Der Friedensplan von Donald Trump bringt neue Bewegung in den Nahostkonflikt. Noch ist vieles unklar – doch der ehemalige israelische Premierminister Ehud Barak sieht darin einen möglichen Wendepunkt. Er kritisiert die aktuelle Regierung unter Benjamin Netanjahu scharf. Im Gespräch mit RTS plädiert Barak für eine Zweistaatenlösung – aus strategischer wie moralischer Notwendigkeit.
SRF News: Gibt es Grund zu glauben, dass das laute, unkonventionelle Auftreten von Donald Trump letztlich Hoffnung für die Region bringen kann?
Ehud Barak: Wenn man sich die Grundzüge dieses Plans anschaut, ist das ein sehr guter Ausgangspunkt für Israel, um das nächste Kapitel zu verhandeln. Es widerspricht dem, was Netanjahu bisher vertreten hat – etwa in Bezug auf die Idee eines palästinensischen Staates.

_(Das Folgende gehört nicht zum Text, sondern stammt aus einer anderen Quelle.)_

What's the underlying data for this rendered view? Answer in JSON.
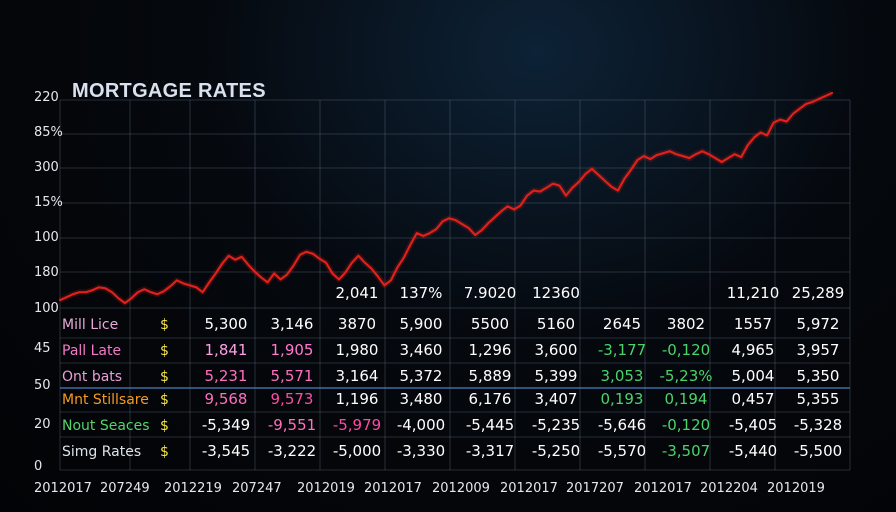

Israel war schockiert über das Massaker vom 7. Oktober und die Geiselnahmen. Heute ist der Rest der Welt schockiert darüber, was in Gaza passiert – Hunger, Bombardierungen, zivile Opfer. Sie sagen: Benjamin Netanjahu habe kein Interesse daran, dass das aufhört. Können Sie das ausführen?
Der 7. Oktober hat es für Israel zum Imperativ gemacht, sicherzustellen, dass die Hamas niemals wieder über Gaza herrschen und Israel von dort aus bedrohen kann. Dieses Ziel – die Niederlage der Hamas als militärische Kampfkraft – wurde vor einem Jahr praktisch erreicht. Israel hat seither zudem Erfolge gegen die Hisbollah, in Syrien und im Iran erzielt. Eigentlich könnte das also eine gute Grundlage sein, um mit Selbstvertrauen und Stärke einen Sieg zu verkünden, die Geiseln nach Hause zu bringen und ein neues Kapitel zu eröffnen.
Netanjahu fürchtet, dass mit dem Ende des Krieges die Ermittlungen in seinem Strafverfahren beschleunigt werden.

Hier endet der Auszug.